Re: [PATCH 1/7] libmultipath: Add max_retries config option

Martin Wilck <martin.wilck@xxxxxxxx> · Thu, 9 Nov 2023 09:07:23 +0000

Hi Ben,

On Wed, 2023-11-08 at 17:08 -0500, Benjamin Marzinski wrote:
> On Wed, Nov 08, 2023 at 03:36:14PM +0000, Martin Wilck wrote:
> > On Thu, 2023-11-02 at 18:15 -0400, Benjamin Marzinski wrote:
> > > This option lets multipath set a scsi disk's max_retries sysfs
> > > value.
> > > Setting this can be helpful for cases where the path checker
> > > succeeds,
> > > but IO commands hang and timeout. By default, the SCSI layer will
> > > retry
> > > IOs 5 times. Reducing this value will allow multipath to retry
> > > the IO
> > > down another path sooner.
> > > 
> > > Signed-off-by: Benjamin Marzinski <bmarzins@xxxxxxxxxx>
> > 
> > 2 nitpicks below. Please explain to me again why we recommend to
> > activate shaky paths detection with this. What will go wrong if the
> > user uses max_retries without shaky path detection?
> 

I've thought about this some more after my review. Similar to the auto-
resize, do we need to make this parameter a hardware property? AFAICS
it would be sufficient to have it as setting in the "defaults" section,
which would make the patch much simpler.

> In the case were the path_checker keeps succeeding, but the IOs keep
> hanging, multipathd will just keep restoring this path over and over
> again. That's the sort of path ping-ponging that shaky path detection
> should be able to stop. I guess this is can speed up other cases for
> failover as well, so I can leave that off.  Hopefully people know
> that
> if they are seeing ping-ponging, shaky path detection can help with
> it.

This is a general argument for enabling shaky paths detection. But I
don't see how it relates to max_retries. Decreasing max_retries should 
make it less likely that regular IOs are hanging while the path checker
succeeds, whether or not shaky path detection is enabled. By decreasing
max_retries, we force the kernel to treat regular IO more like
passthrough IO. AFAIU that should decrease the difference of failure
probability between the path checker and regular IO.
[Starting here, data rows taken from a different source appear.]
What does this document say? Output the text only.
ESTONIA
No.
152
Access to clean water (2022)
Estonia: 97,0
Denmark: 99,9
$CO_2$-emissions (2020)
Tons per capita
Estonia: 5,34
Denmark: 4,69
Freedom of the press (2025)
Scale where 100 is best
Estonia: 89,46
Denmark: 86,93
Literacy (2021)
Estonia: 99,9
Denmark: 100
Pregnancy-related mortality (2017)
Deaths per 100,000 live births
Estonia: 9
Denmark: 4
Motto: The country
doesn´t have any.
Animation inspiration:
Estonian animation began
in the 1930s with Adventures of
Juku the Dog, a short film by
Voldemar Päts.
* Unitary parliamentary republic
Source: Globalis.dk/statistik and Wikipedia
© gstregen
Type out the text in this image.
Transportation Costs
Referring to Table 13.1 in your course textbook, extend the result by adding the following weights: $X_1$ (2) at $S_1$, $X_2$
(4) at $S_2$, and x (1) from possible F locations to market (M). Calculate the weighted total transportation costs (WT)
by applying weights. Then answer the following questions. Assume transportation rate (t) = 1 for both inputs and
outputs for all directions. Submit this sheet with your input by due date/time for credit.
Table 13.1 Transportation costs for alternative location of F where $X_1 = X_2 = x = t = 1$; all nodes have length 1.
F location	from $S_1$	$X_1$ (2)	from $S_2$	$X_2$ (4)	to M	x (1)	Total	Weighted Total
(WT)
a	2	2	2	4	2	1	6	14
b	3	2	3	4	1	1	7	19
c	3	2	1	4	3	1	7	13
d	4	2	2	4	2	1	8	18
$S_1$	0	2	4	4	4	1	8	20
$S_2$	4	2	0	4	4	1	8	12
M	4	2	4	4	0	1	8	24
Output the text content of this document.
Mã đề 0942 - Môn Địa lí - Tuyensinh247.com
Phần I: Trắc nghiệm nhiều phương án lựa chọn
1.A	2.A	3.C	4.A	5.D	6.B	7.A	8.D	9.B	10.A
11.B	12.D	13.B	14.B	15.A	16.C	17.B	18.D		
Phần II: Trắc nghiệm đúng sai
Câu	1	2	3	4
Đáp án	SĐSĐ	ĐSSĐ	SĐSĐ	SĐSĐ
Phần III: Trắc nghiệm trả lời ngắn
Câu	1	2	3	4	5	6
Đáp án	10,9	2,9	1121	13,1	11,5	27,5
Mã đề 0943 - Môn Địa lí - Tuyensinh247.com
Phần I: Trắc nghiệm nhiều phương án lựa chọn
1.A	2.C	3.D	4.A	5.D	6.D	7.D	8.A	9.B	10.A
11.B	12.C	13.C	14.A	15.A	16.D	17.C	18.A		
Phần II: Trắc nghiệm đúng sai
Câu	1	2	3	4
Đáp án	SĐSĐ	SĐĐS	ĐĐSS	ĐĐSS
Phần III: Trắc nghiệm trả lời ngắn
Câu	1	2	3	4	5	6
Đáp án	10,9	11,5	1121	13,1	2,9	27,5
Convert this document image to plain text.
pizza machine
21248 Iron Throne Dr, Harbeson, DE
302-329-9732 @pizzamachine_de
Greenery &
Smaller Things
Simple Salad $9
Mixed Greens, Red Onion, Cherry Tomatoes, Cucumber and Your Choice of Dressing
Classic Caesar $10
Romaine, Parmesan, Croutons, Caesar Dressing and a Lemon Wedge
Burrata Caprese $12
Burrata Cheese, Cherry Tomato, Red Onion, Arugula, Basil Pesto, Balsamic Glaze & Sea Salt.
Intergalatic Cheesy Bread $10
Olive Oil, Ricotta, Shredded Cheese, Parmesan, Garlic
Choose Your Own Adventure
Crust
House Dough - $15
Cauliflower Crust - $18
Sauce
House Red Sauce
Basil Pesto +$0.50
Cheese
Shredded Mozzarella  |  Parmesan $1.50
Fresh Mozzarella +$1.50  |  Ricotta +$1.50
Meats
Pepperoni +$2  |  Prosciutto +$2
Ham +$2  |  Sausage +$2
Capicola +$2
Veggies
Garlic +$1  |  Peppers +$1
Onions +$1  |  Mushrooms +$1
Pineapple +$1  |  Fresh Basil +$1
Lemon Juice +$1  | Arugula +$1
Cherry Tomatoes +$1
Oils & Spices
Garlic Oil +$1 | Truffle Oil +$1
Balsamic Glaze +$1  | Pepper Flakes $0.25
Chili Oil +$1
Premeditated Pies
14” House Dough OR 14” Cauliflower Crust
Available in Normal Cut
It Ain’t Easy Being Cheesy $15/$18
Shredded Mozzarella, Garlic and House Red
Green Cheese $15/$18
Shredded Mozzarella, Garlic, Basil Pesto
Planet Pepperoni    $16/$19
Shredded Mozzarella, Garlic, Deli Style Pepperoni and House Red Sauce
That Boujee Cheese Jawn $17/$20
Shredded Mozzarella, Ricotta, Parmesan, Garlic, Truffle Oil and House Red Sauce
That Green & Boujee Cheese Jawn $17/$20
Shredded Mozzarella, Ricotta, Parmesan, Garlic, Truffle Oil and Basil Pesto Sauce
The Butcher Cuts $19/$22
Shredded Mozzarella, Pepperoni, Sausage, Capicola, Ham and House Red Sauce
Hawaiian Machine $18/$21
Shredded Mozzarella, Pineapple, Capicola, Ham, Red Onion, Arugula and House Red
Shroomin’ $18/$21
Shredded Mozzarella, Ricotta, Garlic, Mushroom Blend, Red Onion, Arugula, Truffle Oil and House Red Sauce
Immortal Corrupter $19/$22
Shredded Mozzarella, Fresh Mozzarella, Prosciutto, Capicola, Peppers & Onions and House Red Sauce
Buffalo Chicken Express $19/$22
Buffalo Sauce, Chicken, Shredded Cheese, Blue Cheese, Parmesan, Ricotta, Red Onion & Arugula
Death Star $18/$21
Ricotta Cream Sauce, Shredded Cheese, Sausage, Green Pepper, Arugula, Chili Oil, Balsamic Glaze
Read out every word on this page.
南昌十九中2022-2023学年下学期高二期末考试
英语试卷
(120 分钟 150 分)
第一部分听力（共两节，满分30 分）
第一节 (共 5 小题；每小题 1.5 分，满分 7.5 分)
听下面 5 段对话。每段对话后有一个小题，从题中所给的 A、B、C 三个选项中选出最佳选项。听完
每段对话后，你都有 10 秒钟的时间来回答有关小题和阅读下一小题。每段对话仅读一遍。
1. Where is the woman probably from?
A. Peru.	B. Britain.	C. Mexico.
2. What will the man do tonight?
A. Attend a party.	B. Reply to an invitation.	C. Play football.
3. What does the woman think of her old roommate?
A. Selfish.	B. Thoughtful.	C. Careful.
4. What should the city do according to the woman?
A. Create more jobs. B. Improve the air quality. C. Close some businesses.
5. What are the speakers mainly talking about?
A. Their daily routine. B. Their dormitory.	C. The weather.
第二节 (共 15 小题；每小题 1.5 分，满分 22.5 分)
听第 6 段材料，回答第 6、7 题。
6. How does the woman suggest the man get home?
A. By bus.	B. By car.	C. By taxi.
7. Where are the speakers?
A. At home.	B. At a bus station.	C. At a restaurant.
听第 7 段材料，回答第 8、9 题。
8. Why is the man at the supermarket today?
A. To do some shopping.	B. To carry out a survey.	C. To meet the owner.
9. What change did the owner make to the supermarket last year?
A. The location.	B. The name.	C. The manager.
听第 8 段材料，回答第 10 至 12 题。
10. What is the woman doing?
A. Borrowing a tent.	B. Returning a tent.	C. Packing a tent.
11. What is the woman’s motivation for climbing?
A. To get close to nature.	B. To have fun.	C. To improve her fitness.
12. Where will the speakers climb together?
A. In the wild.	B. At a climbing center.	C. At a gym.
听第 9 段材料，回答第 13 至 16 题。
I have another question; as pointed out in my previous post about this
patch, max_retries only affects the kernel's "maybe_retry" case, IOW
mostly DID_TRANSPORT_DISRUPTED. This is a condition that can happen
with shaky paths. But SCSI command timeouts are also likely, and for
that case, reducing max_retries isn't going to help, as timed out
commands won't be retried but passed to the error handler.
DID_TRANSPORT_DISRUPTED errors will happen quickly most of the time.
IOW, I don't quite understand how decreasing max_retries substantially
decreases the time regular I/O would be hanging [1]. I associate
hanging IO mostly with command timeouts. Am I missing something here?

Regards
Martin

[1] Note that SAM_STAT_BUSY is treated by the kernel with
ADD_TO_MLQUEUE, which means max_retries is ignored.